Justice Department Requires GrafTech International to Make Key Changes to Supply Contracts in Order to Proceed with its Acquisition of Seadrift LP
Removal of Audit Rights and Most Favored Nation Pricing Provision Along with Reporting And Firewall Requirements Will Preserve Competition in the Production and Sale of a Critical Petroleum Product
WASHINGTON – The Department of Justice announced today that it has reached a settlement that will require GrafTech International Ltd., a major producer of graphite electrodes, to make significant modifications to its supply agreement with ConocoPhillips Company, along with reporting and firewall obligations, in order to proceed with its proposed acquisition of Seadrift Coke LP.
The department said, in its current form, the GrafTech-Conoco supply agreement and intended ongoing supply arrangements could encourage the exchange of pricing and output information or enable coordination between competitors –Conoco and Seadrift –for the production and sale of a critical petroleum product used in the production of graphite electrodes. The department said that requiring GrafTech to remove certain provisions from the GrafTech-Conoco supply agreement along with providing reports on demand and capacity utilization and implementing firewalls removes the ability and incentive for GrafTech and Conoco to coordinate on price and output post-acquisition.
The Department of Justice’s Antitrust Division filed a civil antitrust lawsuit today in U.S. District Court for the District of Columbia to prevent the proposed acquisition from extending the audit and most favored nation (MFN) provisions under the Conoco supply agreement to Seadrift and imposing conditions as a result of the ongoing supply arrangement. At the same time, the department filed a proposed settlement that, if approved by the court, would resolve the competitive concerns alleged in the lawsuit.
Graphite electrodes are used by steel manufacturers to conduct electricity into electric arc furnaces, which melt steel for a variety of applications. The supply agreement involves a critical petroleum product, called petroleum needle coke, which is an important input into the production of graphite electrodes. Seadrift makes petroleum needle coke.
"The proposed settlement removes a means for potential price and output coordination that otherwise likely would result in higher prices and reduced supply for consumers of this critical petroleum product," said Christine Varney, Assistant Attorney General in charge of the Department of Justice’s Antitrust Division. "At the same time, the settlement will permit quality improvements by GrafTech in Seadrift’s equipment and processes, benefiting consumers."
The department’s complaint alleges that the GrafTech-Conoco supply agreement includes provisions such as MFN pricing which, combined with a right for GrafTech to audit the books, records and documents of Conoco, could incentivize the exchange of contemporaneous, customer-specific pricing information between competitors Conoco and Seadrift post-acquisition.

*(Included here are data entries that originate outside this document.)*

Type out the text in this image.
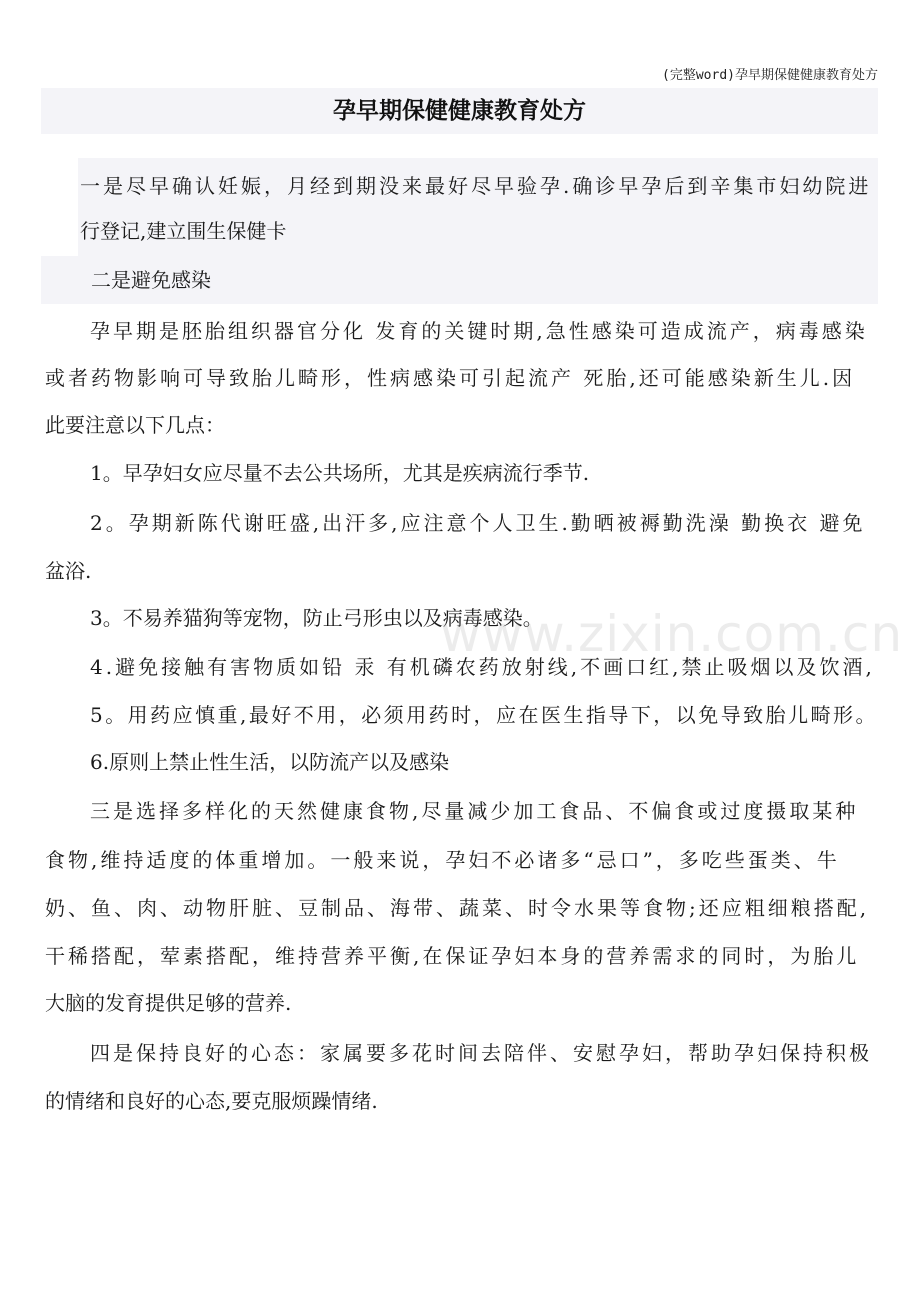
(完整word)孕早期保健健康教育处方
孕早期保健健康教育处方
一是尽早确认妊娠，月经到期没来最好尽早验孕.确诊早孕后到辛集市妇幼院进
行登记,建立围生保健卡
二是避免感染
孕早期是胚胎组织器官分化 发育的关键时期,急性感染可造成流产，病毒感染
或者药物影响可导致胎儿畸形，性病感染可引起流产 死胎,还可能感染新生儿.因
此要注意以下几点：
1。早孕妇女应尽量不去公共场所，尤其是疾病流行季节.
2。孕期新陈代谢旺盛,出汗多,应注意个人卫生.勤晒被褥勤洗澡 勤换衣 避免
盆浴.
3。不易养猫狗等宠物，防止弓形虫以及病毒感染。
4.避免接触有害物质如铅 汞 有机磷农药放射线,不画口红,禁止吸烟以及饮酒,
5。用药应慎重,最好不用，必须用药时，应在医生指导下，以免导致胎儿畸形。
6.原则上禁止性生活，以防流产以及感染
三是选择多样化的天然健康食物,尽量减少加工食品、不偏食或过度摄取某种
食物,维持适度的体重增加。一般来说，孕妇不必诸多“忌口”，多吃些蛋类、牛
奶、鱼、肉、动物肝脏、豆制品、海带、蔬菜、时令水果等食物;还应粗细粮搭配,
干稀搭配，荤素搭配，维持营养平衡,在保证孕妇本身的营养需求的同时，为胎儿
大脑的发育提供足够的营养.
四是保持良好的心态：家属要多花时间去陪伴、安慰孕妇，帮助孕妇保持积极
的情绪和良好的心态,要克服烦躁情绪.
www.zixin.com.cn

In this case, the MFN provision would have required that Conoco guarantee that no other customer can receive a lower price than GrafTech. Reporting and firewall obligations reduce the possibility of coordination on price or output as a result of ongoing supply arrangements.
The inclusion of reporting and firewall requirements in the terms of the proposed settlement, provides an important tool in the Antitrust Division’s efforts to ensure competition remains in this industry, Varney added.
The proposed settlement requires GrafTech to remove the audit rights and MFN pricing from its supply agreement with Conoco, and agree not to include similar provisions in future supply agreements for the 10-year term of the consent decree. During that time, GrafTech also must provide the department with copies of all supply agreements with Conoco, as well as copies of business documents relating to production, capacity and sales. The settlement also sets up firewalls that protect confidential and valuable competitor data. The reporting and firewall requirements will ensure that GrafTech will be precluded from sharing confidential Conoco information with Seadrift employees, that GrafTech will not share certain Seadrift information with Conoco, and Seadrift may not share confidential customer information with GrafTech.
GrafTech is a Delaware corporation headquartered in Parma, Ohio. GrafTech produces graphite electrodes at facilities in Mexico, Brazil, Africa, France and Spain. In 2009, GrafTech’s revenue from the sale of graphite electrodes was approximately $483 million.
Seadrift is a Delaware limited partnership, headquartered in Port Lavaca, Texas. Seadrift produces petroleum needle coke from a manufacturing plant in Port Lavaca that ships petroleum coke internationally. In 2009, Seadrift’s revenues were approximately $62 million.
As required by the Tunney Act, the proposed settlement, along with a competitive impact statement, will be published in the Federal Register. Any person may submit written comments concerning the proposed settlement during a 60-day comment period to Maribeth Petrizzi, Chief, Litigation II Section, 450 Fifth Street, N.W., Suite 8700, Washington, D.C. 20530. At the conclusion of the 60-day comment period, the U.S. District Court for the District of Columbia may enter the proposed settlement upon finding that it is in the public interest.